Re: 2.6.26/tg3 ping roundtrip times > 2000 ms on local network

Previous thread: Re: INFO: task blocked for more than 120 seconds by Michael Madore on Tuesday, August 19, 2008 - 11:00 am. (2 messages)

Next thread: Re: [PATCH] X86: Change the default value of nr_irqs from 32 to NR_IRQs by Yinghai Lu on Tuesday, August 19, 2008 - 11:24 am. (9 messages)
From: Marc Haber
Date: Tuesday, August 19, 2008 - 10:20 am

Hi,

I have one HP DL 140 G1 running with Debian stable and a
locally-built, vanilla kernel.
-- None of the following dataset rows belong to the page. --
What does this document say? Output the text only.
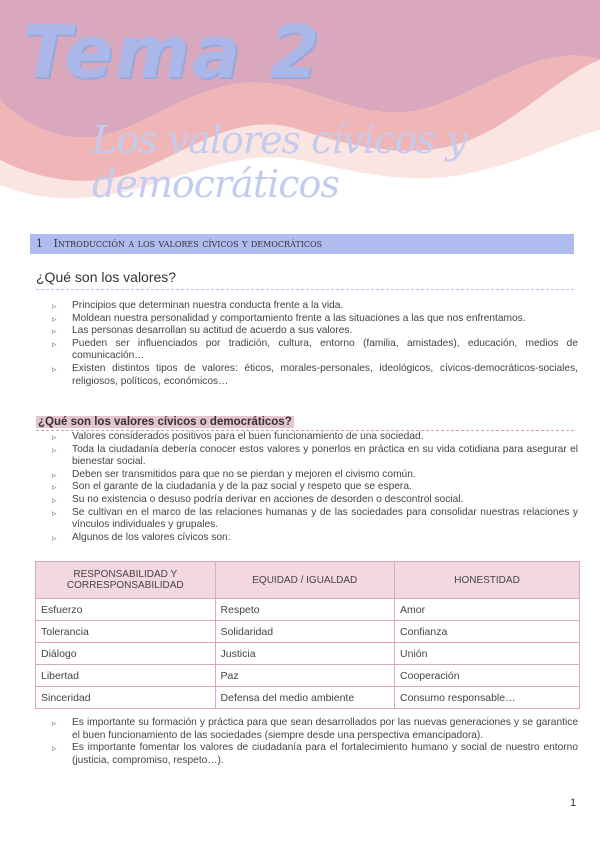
Tema 2
Los valores cívicos y democráticos
1 Introducción a los valores cívicos y democráticos
¿Qué son los valores?
▹ Principios que determinan nuestra conducta frente a la vida.
▹ Moldean nuestra personalidad y comportamiento frente a las situaciones a las que nos enfrentamos.
▹ Las personas desarrollan su actitud de acuerdo a sus valores.
▹ Pueden ser influenciados por tradición, cultura, entorno (familia, amistades), educación, medios de comunicación…
▹ Existen distintos tipos de valores: éticos, morales-personales, ideológicos, cívicos-democráticos-sociales, religiosos, políticos, económicos…
¿Qué son los valores cívicos o democráticos?
▹ Valores considerados positivos para el buen funcionamiento de una sociedad.
▹ Toda la ciudadanía debería conocer estos valores y ponerlos en práctica en su vida cotidiana para asegurar el bienestar social.
▹ Deben ser transmitidos para que no se pierdan y mejoren el civismo común.
▹ Son el garante de la ciudadanía y de la paz social y respeto que se espera.
▹ Su no existencia o desuso podría derivar en acciones de desorden o descontrol social.
▹ Se cultivan en el marco de las relaciones humanas y de las sociedades para consolidar nuestras relaciones y vínculos individuales y grupales.
▹ Algunos de los valores cívicos son:
RESPONSABILIDAD Y CORRESPONSABILIDAD	EQUIDAD / IGUALDAD	HONESTIDAD
Esfuerzo	Respeto	Amor
Tolerancia	Solidaridad	Confianza
Diálogo	Justicia	Unión
Libertad	Paz	Cooperación
Sinceridad	Defensa del medio ambiente	Consumo responsable…
▹ Es importante su formación y práctica para que sean desarrollados por las nuevas generaciones y se garantice el buen funcionamiento de las sociedades (siempre desde una perspectiva emancipadora).
▹ Es importante fomentar los valores de ciudadanía para el fortalecimiento humano y social de nuestro entorno (justicia, compromiso, respeto…).
1
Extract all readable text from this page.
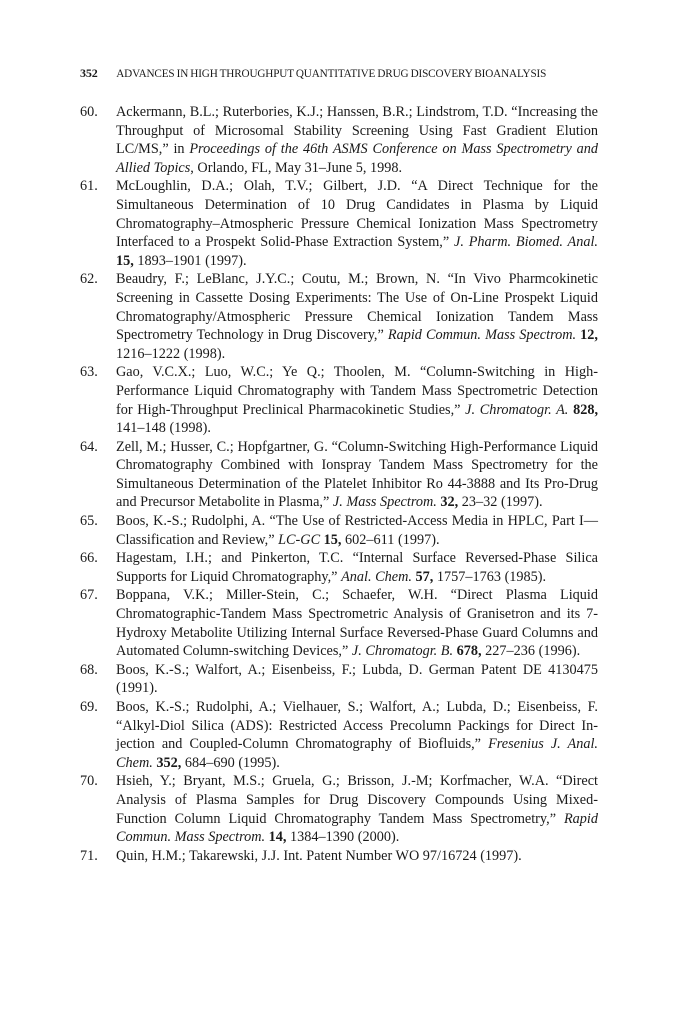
352 ADVANCES IN HIGH THROUGHPUT QUANTITATIVE DRUG DISCOVERY BIOANALYSIS
60.	Ackermann, B.L.; Ruterbories, K.J.; Hanssen, B.R.; Lindstrom, T.D. “Increasing the Throughput of Microsomal Stability Screening Using Fast Gradient Elution LC/MS,” in Proceedings of the 46th ASMS Conference on Mass Spectrometry and Allied Topics, Orlando, FL, May 31–June 5, 1998.
61.	McLoughlin, D.A.; Olah, T.V.; Gilbert, J.D. “A Direct Technique for the Simultaneous Determination of 10 Drug Candidates in Plasma by Liquid Chromatography–Atmospheric Pressure Chemical Ionization Mass Spectrometry Interfaced to a Prospekt Solid-Phase Extraction System,” J. Pharm. Biomed. Anal. 15, 1893–1901 (1997).
62.	Beaudry, F.; LeBlanc, J.Y.C.; Coutu, M.; Brown, N. “In Vivo Pharmcokinetic Screening in Cassette Dosing Experiments: The Use of On-Line Prospekt Liquid Chromatography/Atmospheric Pressure Chemical Ionization Tandem Mass Spectrometry Technology in Drug Discovery,” Rapid Commun. Mass Spectrom. 12, 1216–1222 (1998).
63.	Gao, V.C.X.; Luo, W.C.; Ye Q.; Thoolen, M. “Column-Switching in High-Performance Liquid Chromatography with Tandem Mass Spectrometric Detection for High-Throughput Preclinical Pharmacokinetic Studies,” J. Chromatogr. A. 828, 141–148 (1998).
64.	Zell, M.; Husser, C.; Hopfgartner, G. “Column-Switching High-Performance Liquid Chromatography Combined with Ionspray Tandem Mass Spectrometry for the Simultaneous Determination of the Platelet Inhibitor Ro 44-3888 and Its Pro-Drug and Precursor Metabolite in Plasma,” J. Mass Spectrom. 32, 23–32 (1997).
65.	Boos, K.-S.; Rudolphi, A. “The Use of Restricted-Access Media in HPLC, Part I—Classification and Review,” LC-GC 15, 602–611 (1997).
66.	Hagestam, I.H.; and Pinkerton, T.C. “Internal Surface Reversed-Phase Silica Supports for Liquid Chromatography,” Anal. Chem. 57, 1757–1763 (1985).
67.	Boppana, V.K.; Miller-Stein, C.; Schaefer, W.H. “Direct Plasma Liquid Chromatographic-Tandem Mass Spectrometric Analysis of Granisetron and its 7-Hydroxy Metabolite Utilizing Internal Surface Reversed-Phase Guard Columns and Automated Column-switching Devices,” J. Chromatogr. B. 678, 227–236 (1996).
68.	Boos, K.-S.; Walfort, A.; Eisenbeiss, F.; Lubda, D. German Patent DE 4130475 (1991).
69.	Boos, K.-S.; Rudolphi, A.; Vielhauer, S.; Walfort, A.; Lubda, D.; Eisenbeiss, F. “Alkyl-Diol Silica (ADS): Restricted Access Precolumn Packings for Direct Injection and Coupled-Column Chromatography of Biofluids,” Fresenius J. Anal. Chem. 352, 684–690 (1995).
70.	Hsieh, Y.; Bryant, M.S.; Gruela, G.; Brisson, J.-M; Korfmacher, W.A. “Direct Analysis of Plasma Samples for Drug Discovery Compounds Using Mixed-Function Column Liquid Chromatography Tandem Mass Spectrometry,” Rapid Commun. Mass Spectrom. 14, 1384–1390 (2000).
71.	Quin, H.M.; Takarewski, J.J. Int. Patent Number WO 97/16724 (1997).
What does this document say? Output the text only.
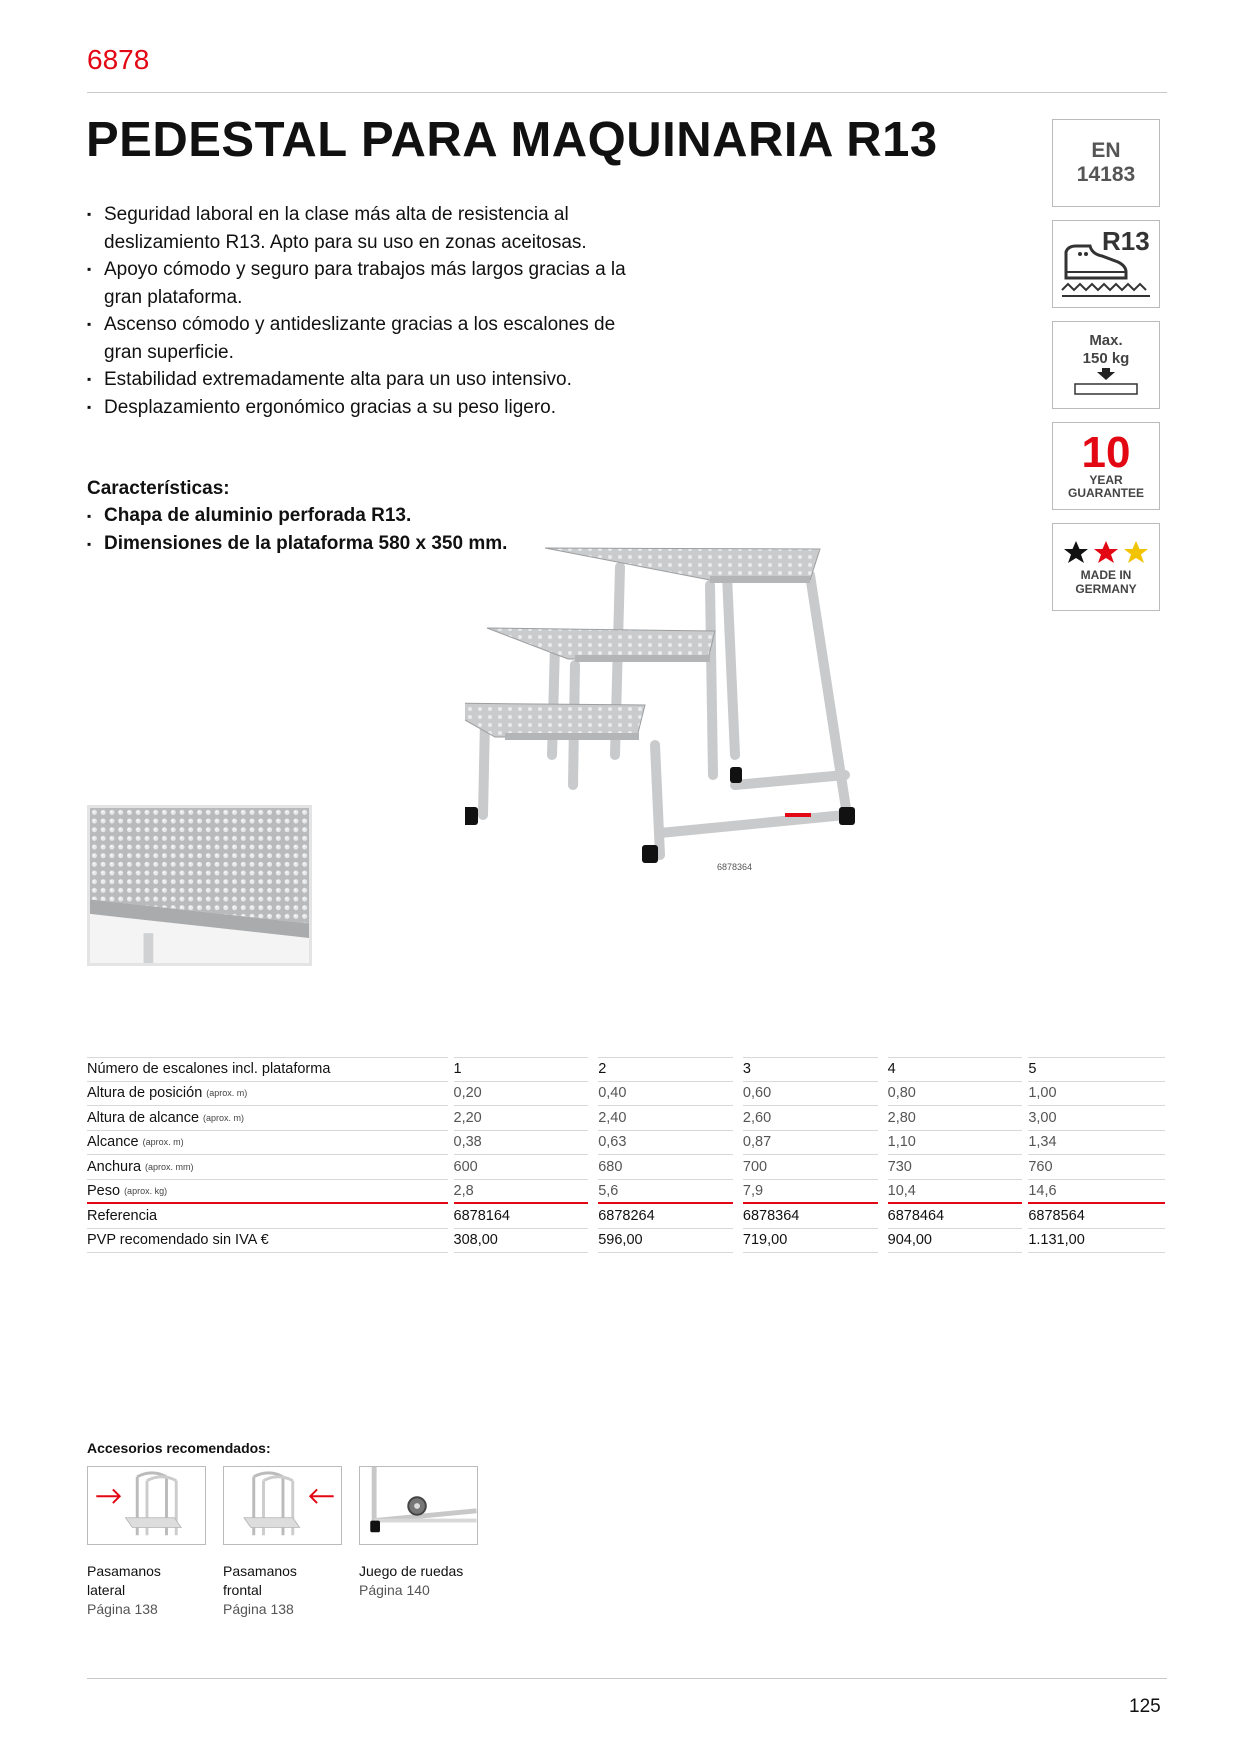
6878
PEDESTAL PARA MAQUINARIA R13
▪ Seguridad laboral en la clase más alta de resistencia al deslizamiento R13. Apto para su uso en zonas aceitosas.
▪ Apoyo cómodo y seguro para trabajos más largos gracias a la gran plataforma.
▪ Ascenso cómodo y antideslizante gracias a los escalones de gran superficie.
▪ Estabilidad extremadamente alta para un uso intensivo.
▪ Desplazamiento ergonómico gracias a su peso ligero.
Características:
▪ Chapa de aluminio perforada R13.
▪ Dimensiones de la plataforma 580 x 350 mm.
EN
14183
R13
Max.
150 kg
10
YEAR
GUARANTEE
MADE IN
GERMANY
6878364
Número de escalones incl. plataforma	1	2	3	4	5
Altura de posición (aprox. m)	0,20	0,40	0,60	0,80	1,00
Altura de alcance (aprox. m)	2,20	2,40	2,60	2,80	3,00
Alcance (aprox. m)	0,38	0,63	0,87	1,10	1,34
Anchura (aprox. mm)	600	680	700	730	760
Peso (aprox. kg)	2,8	5,6	7,9	10,4	14,6
Referencia	6878164	6878264	6878364	6878464	6878564
PVP recomendado sin IVA €	308,00	596,00	719,00	904,00	1.131,00
Accesorios recomendados:
Pasamanos
lateral
Página 138
Pasamanos
frontal
Página 138
Juego de ruedas
Página 140
125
With 2.6.25.11, everything is fine.

But, after updating to 2.6.26.2, I noticed that pinging the host on
the local ethernet sometimes (e.g. several times a minute, but not
always) results in a round-trip time of larger than two seconds. The
packets are not lost though, they're only severly delayed. For an ssh
session to the host, this feels like somebody rocking a bad network
connector. The same behavior is visible with 2.6.26 and 2.6.26.1.

Going back to 2.6.25.11 immediately fixes the issue for me.

Syslog doesn't say anything conspicious, unfortunately. As I don't
have local access to the box, I cannot say whether it's only the
network that freezes or whether it's the entire box.

Does it make sense to test any later 2.6.25.x kernel, or is there any
post-2.6.26 patch available that may fix the issue for me?

Strangely, another DL 140 from the same charge runs just fine with
2.6.26.2.

Here is the output of lspci -vvv for the network interface:

02:00.0 Ethernet controller: Broadcom Corporation NetXtreme BCM5704 Gigabit Ethernet (rev 02)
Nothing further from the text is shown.